第167章 :合作人,隐藏危
玄澈是皇帝的次子, 但卻不得皇帝喜愛,不論他做的多好,有多出色,皇帝對他的喜愛也永遠都不會超過對玄射的喜歡,就連攝政王對玄射的喜愛, 也遠遠超過與他, 因此更加激化了玄澈想要奪得一切的心思, 他曾不止一次的想, 如果可以,他真想站在皇帝跟七爺的眼前,指着他們說,他們看中的兒子侄兒終究還是比不過自己!他們都看走了眼!自己才是最後的那個勝利者!然而……幻想終究只是幻想。
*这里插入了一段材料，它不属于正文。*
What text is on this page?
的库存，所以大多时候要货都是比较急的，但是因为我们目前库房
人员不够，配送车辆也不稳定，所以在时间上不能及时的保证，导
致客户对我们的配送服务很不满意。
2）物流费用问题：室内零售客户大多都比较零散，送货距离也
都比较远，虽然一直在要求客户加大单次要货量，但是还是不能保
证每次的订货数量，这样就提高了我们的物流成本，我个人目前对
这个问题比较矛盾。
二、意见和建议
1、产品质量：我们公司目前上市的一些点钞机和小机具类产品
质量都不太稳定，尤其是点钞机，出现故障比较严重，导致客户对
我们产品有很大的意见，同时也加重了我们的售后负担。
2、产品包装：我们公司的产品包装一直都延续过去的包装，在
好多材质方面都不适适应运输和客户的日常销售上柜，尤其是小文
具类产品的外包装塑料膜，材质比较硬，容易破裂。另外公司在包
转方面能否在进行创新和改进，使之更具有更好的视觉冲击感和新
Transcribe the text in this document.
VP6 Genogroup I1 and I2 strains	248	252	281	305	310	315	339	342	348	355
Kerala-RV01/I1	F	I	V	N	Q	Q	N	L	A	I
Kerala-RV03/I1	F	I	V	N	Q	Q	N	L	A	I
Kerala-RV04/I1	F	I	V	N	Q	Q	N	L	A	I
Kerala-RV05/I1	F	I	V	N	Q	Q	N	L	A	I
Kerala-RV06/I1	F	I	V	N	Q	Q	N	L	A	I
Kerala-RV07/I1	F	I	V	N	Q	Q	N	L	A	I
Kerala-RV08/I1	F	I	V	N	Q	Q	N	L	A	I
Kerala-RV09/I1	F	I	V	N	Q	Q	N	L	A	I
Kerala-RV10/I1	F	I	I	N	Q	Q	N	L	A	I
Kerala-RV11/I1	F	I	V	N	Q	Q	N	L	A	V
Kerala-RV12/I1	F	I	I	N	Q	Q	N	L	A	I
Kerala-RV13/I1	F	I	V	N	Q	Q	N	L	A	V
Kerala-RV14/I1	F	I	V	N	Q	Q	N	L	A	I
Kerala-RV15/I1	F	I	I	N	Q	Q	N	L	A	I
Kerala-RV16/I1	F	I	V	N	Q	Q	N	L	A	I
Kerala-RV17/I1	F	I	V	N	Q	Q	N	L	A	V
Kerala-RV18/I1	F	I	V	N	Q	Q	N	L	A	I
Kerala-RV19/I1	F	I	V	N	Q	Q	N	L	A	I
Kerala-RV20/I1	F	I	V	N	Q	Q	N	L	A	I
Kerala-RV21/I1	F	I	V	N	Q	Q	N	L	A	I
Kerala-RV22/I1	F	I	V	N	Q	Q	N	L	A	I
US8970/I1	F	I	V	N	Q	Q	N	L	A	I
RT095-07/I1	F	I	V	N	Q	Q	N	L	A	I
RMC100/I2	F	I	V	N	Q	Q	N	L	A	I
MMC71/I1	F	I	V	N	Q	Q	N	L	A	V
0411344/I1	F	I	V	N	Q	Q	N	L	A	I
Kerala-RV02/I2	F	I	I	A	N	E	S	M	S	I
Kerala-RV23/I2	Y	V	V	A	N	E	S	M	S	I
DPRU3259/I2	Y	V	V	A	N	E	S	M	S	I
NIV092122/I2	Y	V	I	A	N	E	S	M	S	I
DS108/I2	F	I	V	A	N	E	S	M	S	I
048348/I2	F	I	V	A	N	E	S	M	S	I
玄澈自認, 從他有心想要與玄射争奪開始, 他的每一步都走得小心謹慎, 這麽些年,就是他七皇叔都不曾察覺,可是……最近的這個幾個月不知是怎麽回事, 他手裏各處的暗線暗莊都接二連三的被人拔起,甚至連他發現的鐵礦,也在第二天一早, 被攝政王知曉迫使他不得不将之全部上交!鐵礦!那些東西提煉出來可鑄造兵器!這對他們每一個心有不甘的皇子來說,都是最有利的武器!可是卻又一次無緣無故被攝政王知道!
想到這個,玄澈怒得将前廳裏的東西砸了粉碎!砸了東西,玄澈仍不解氣, 他伸手一指,看着管家:“去!把趙飛給本宮叫來!!!”。
管家應是急忙跑走。
趙飛被人叫來的時候,他身上還穿着盔甲,看着前廳裏玄澈滿地的狼狽,他一挑眉,卻不想玄澈突然朝他襲擊過來,趙飛側身一閃,躲開玄澈的攻擊,随即反手反攻鉗住玄澈,玄澈身子一軟,猛然擡腿逼開趙飛的手,他回身再出一掌,一把扣住趙飛的手腕,就将人反擒拿住!
于此,兩人的交手才暫停下來。
趙飛被他扣着,擰了眉:“殿下因何事動這麽大的氣?”。
玄澈虛眯着眼看他:“本宮發現,自從你來到本宮身邊,本宮身邊便接二連三的出事,這次也是一樣,本宮前日才剛發現的鐵礦,不出一日竟然傳到攝政王的耳朵裏!!”。
“殿下是懷疑我?”。
玄澈虛眯起眼,盯着趙飛。
趙飛一個用力,掙開玄澈的手,回身看着玄澈,趙飛一臉冷然,微擰着眉:“殿下莫要忘了,高傑将軍與我是同日跟随殿下,殿下怎的懷疑我?卻不懷疑他呢?”。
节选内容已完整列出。